Speaking Point: If you and your partner see the world and operate in the world around you in a way that compliments one another, you have a high probability that you and your partner will have an easy time living life together. The same is true with couples who break up. Why? Because couples don’t typically break up over seeing the world completely different, but usually over only one or two views that are just not resolvable. Many couples today and...many celebrity couples today, are setting this new trend because they seem to understand this dynamic and have found a way to honor the break up over the things that aren’t resolvable and still value their ex for the things that still compliment their relationship.

Speaking Point: Take, for example Justin Timberlake and Cameron Diaz. This is a couple who seem to have maintained their friendship after the break up of their relationship. Why? Because they both see the value in something they had between them while honoring those issues that forced them to say goodbye. They are both the consummate professionals and actually have made a movie together, AFTER, their break up!

Speaking Point: What about couples like Demi Moore and Bruce Willis? These two have remained such close friends that during Demi's divorce to Ashton Kutcher, Bruce has reached out to Demi for support. This isn’t an attempt to get back together. He is married to someone else and they are expecting a baby. But Demi and Bruce found a way to respect one another and be in each others lives for the sake of their 3 daughters and move past their differences.

Speaking Point: Denise Richards and Charlie Sheen have recently been seen on a "modern family vacation with their two children and Denise's third by adoption. They too as a couple have a clear understanding of what doesn’t work between them however, they also understand their shared world view... that their children need to feel a sense of family with their parents.

Speaking Point: Courtney Cox and David Arquette have committed to being "cooperative co-parents” to their daughter Coco, and in this last season of Dancing With The Stars, Courtney and Coco were seen often in the audience cheering on David. Both express the sadness in their lost love affair but acknowledge their shared view of what they want for Coco... two parents that are supportive and friends.
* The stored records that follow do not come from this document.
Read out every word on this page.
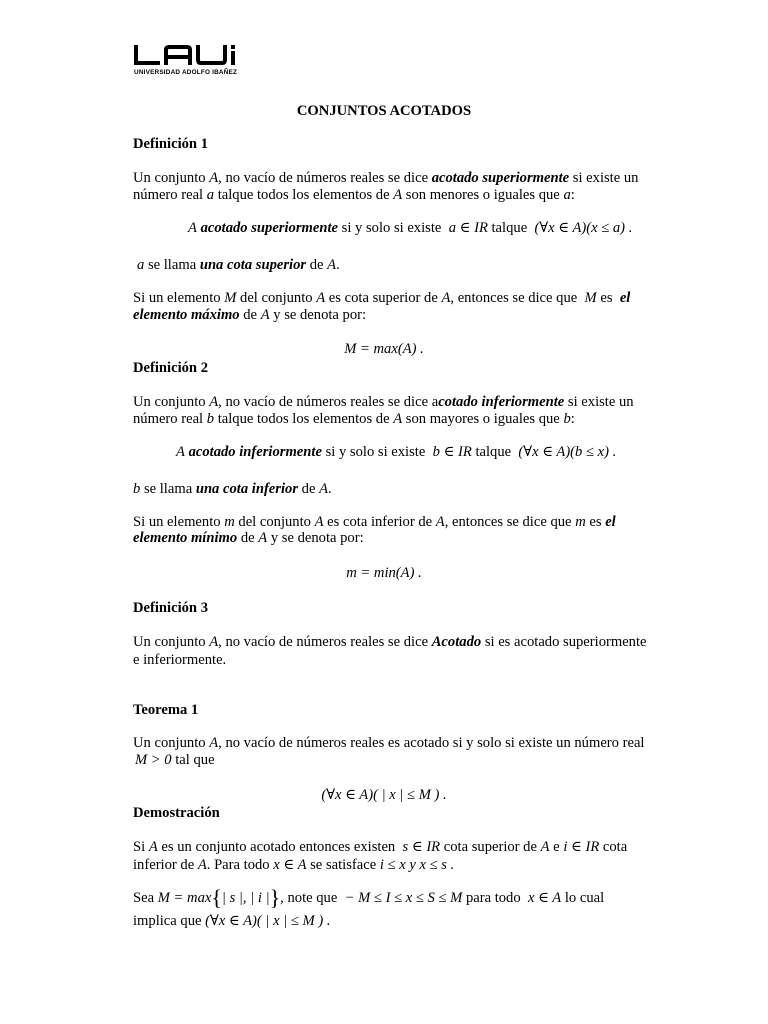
UNIVERSIDAD ADOLFO IBAÑEZ
CONJUNTOS ACOTADOS
Definición 1
Un conjunto A, no vacío de números reales se dice acotado superiormente si existe un
número real a talque todos los elementos de A son menores o iguales que a:
A acotado superiormente si y solo si existe  a ∈ IR talque  (∀x ∈ A)(x ≤ a) .
a se llama una cota superior de A.
Si un elemento M del conjunto A es cota superior de A, entonces se dice que  M es  el
elemento máximo de A y se denota por:
M = max(A) .
Definición 2
Un conjunto A, no vacío de números reales se dice acotado inferiormente si existe un
número real b talque todos los elementos de A son mayores o iguales que b:
A acotado inferiormente si y solo si existe  b ∈ IR talque  (∀x ∈ A)(b ≤ x) .
b se llama una cota inferior de A.
Si un elemento m del conjunto A es cota inferior de A, entonces se dice que m es el
elemento mínimo de A y se denota por:
m = min(A) .
Definición 3
Un conjunto A, no vacío de números reales se dice Acotado si es acotado superiormente
e inferiormente.
Teorema 1
Un conjunto A, no vacío de números reales es acotado si y solo si existe un número real
M > 0 tal que
(∀x ∈ A)( | x | ≤ M ) .
Demostración
Si A es un conjunto acotado entonces existen  s ∈ IR cota superior de A e i ∈ IR cota
inferior de A. Para todo x ∈ A se satisface i ≤ x y x ≤ s .
Sea M = max{| s |, | i |}, note que  − M ≤ I ≤ x ≤ S ≤ M para todo  x ∈ A lo cual
implica que (∀x ∈ A)( | x | ≤ M ) .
Speaking Point: Vanessa Williams and Rick Fox are another example of this shared commitment to their daughter, Sasha, and are seen at all her events together. Ryan Philippe and Reese Witherspoon have two children together. Although Ryan took his divorce from Reese with great sadness and went into seclusion for awhile, he has been quoted as saying that no matter how much grief there is and how many issues they had, they both are finding their way to a friendship for their two children, Ava and Deacon.

Speaking Point: And then there is Ashlee Simpson and Pete Wentz, whose public break up was all over the tabloids and Internet. Yet they too refrained from public negativity and focused on the pieces of their relationship that they still valued rather than the pieces that were broken. Their official comment on their divorce was this..."after careful consideration, we have made the difficult decision to file for divorce. We remain friends and deeply committed and loving parents to our son, Bronx, whose happiness and well being remains our #1 priority. We ask that everyone honor our privacy as we navigate this next phase of our lives."

Speaking Point: And that’s the lesson these wonderful people teach to all of us watching.... Relationships are a process in life and as we transition out of one kind of relationship, it doesn’t mean we cannot transition into a new kind of relationship. It takes the courage and maturity to understand where we see things the different and where we see things the same and honor both of them as we create the new rules and boundaries of "the next phase of our lives" Well done Celebs!!!!